Still, once pandemic closures forced Gao to bake independently, she hoped to introduce flavors she’d grown up with into French bread craft.

Gao adapted her mother’s recipe for yuanxiao — glutinous rice balls stuffed with black sesame — that she grew up eating in Beijing to mark the end of the Lunar New Year. At Breadivore, she has transformed them into a black sesame twist. Sweet osmanthus, a fragrant flower found across East Asia, is often used to flavor the thin soup in which the yuanxiao float. Inside this Breadivore pastry, it is used two ways: mixed into the filling in syrup form, and as a gel, piped in after baking. The result is a swirl of orange and black, one Gao calls “the cinnamon roll’s cousin.”

Breadivore A black sesame osmanthus pastry.

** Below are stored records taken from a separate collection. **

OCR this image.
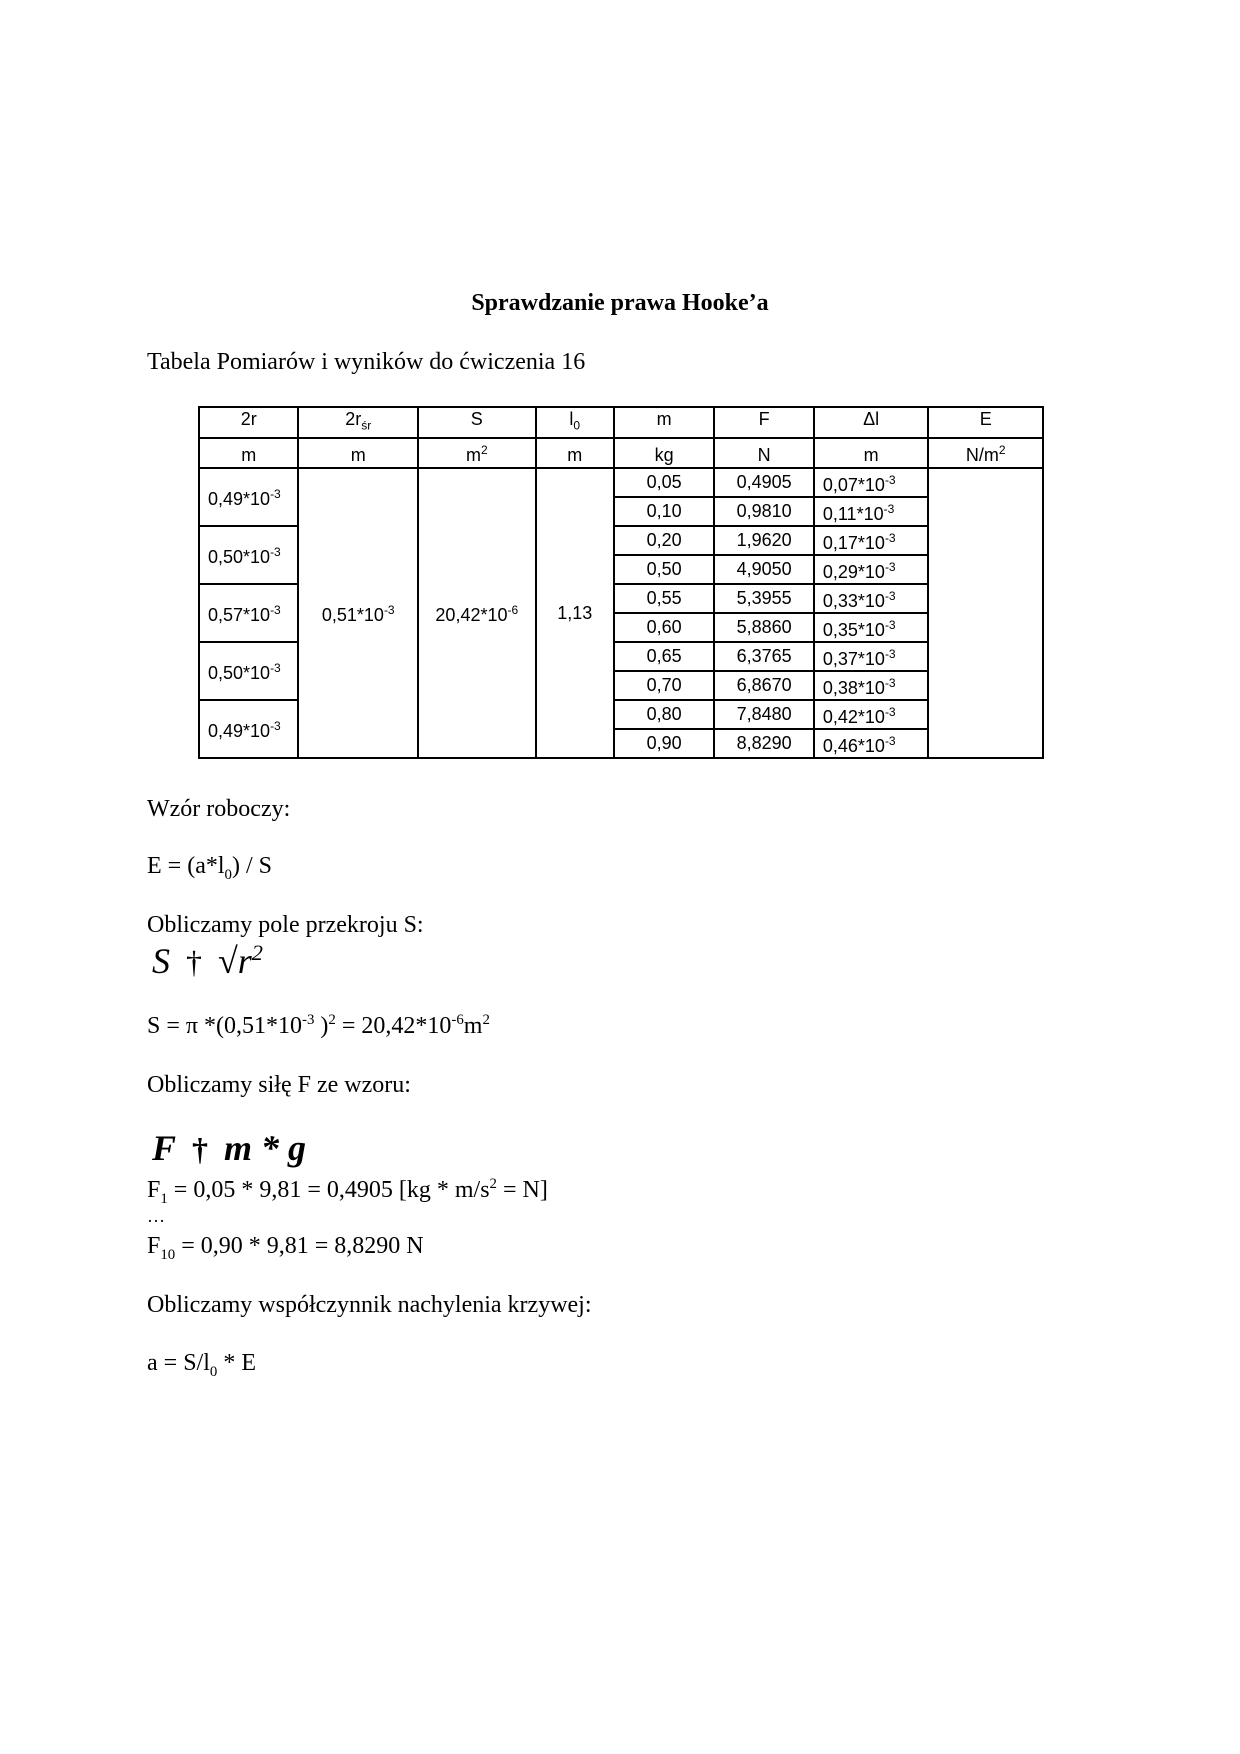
Sprawdzanie prawa Hooke’a
Tabela Pomiarów i wyników do ćwiczenia 16
2r	$2r_{śr}$	S	$l_0$	m	F	Δl	E
m	m	$m^2$	m	kg	N	m	$N/m^2$
$0,49*10^{-3}$	$0,51*10^{-3}$	$20,42*10^{-6}$	1,13	0,05	0,4905	$0,07*10^{-3}$	
				0,10	0,9810	$0,11*10^{-3}$
$0,50*10^{-3}$				0,20	1,9620	$0,17*10^{-3}$
				0,50	4,9050	$0,29*10^{-3}$
$0,57*10^{-3}$				0,55	5,3955	$0,33*10^{-3}$
				0,60	5,8860	$0,35*10^{-3}$
$0,50*10^{-3}$				0,65	6,3765	$0,37*10^{-3}$
				0,70	6,8670	$0,38*10^{-3}$
$0,49*10^{-3}$				0,80	7,8480	$0,42*10^{-3}$
				0,90	8,8290	$0,46*10^{-3}$
Wzór roboczy:
$E = (a*l_0) / S$
Obliczamy pole przekroju S:
S † $√r^2$
S = π $*(0,51*10^{-3}$ )$^2 = 20,42*10^{-6}m^2$
Obliczamy siłę F ze wzoru:
F † m * g
$F_1 = 0,05 * 9,81 = 0,4905$ $[kg * m/s^2 = N]$
…
$F_{10} = 0,90 * 9,81 = 8,8290$ N
Obliczamy współczynnik nachylenia krzywej:
$a = S/l_0 * E$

A memory of the purple radish and white pepper puff pastries Gao enjoyed while living in Shanghai also served as a reference. Keen to liberate the radish from being mere salad food in western cuisine, it’s grated, cooked, and seasoned before being worked into a scone alongside Parmesan. It was a best-seller during Breadivore’s pop-up era and one Gao says people have been asking her to bring back for the bakery.

In leaning into northern Chinese flavors (Gao’s mother is ethnically Manchu), Breadivore is distinct from the mild and sweet offerings at the city’s many Cantonese bakeries. It joins the likes of Là Lá Bakeshop, Bánh by Lauren, and Lady Wong in offering baked goods that use regionally distinct ingredients and speak to the owners’ heritage mixed with their culinary training.

Gao’s experiences prepared her for the bread and the butter, less so the other aspects of running a business. Staffing has been tricky. Marketing doesn’t come naturally. Ditto social media, though her baked goods are photogenic in the way that has drawn lines at other new bakeries. She’s reluctant to expand her product offerings too far — though, at the insistence of loyal customers, she’s conceded to an espresso machine, which arrived on the day of our meeting, lurking in its giant box. And yeah, all the while, those egg prices keep climbing.

But Gao stays experimenting. Currently, she’s mulling over a pig in a blanket that swaps out sausage and cheese for a variation on her family’s recipe for pork and chive dumplings.

“I wanted to create something cheerful and relaxing,” Gao says. “No one really needs sugar or baked goods unless they make you feel better or are a placebo that makes you less stressed out.” Breadivore’s goodies may do just that.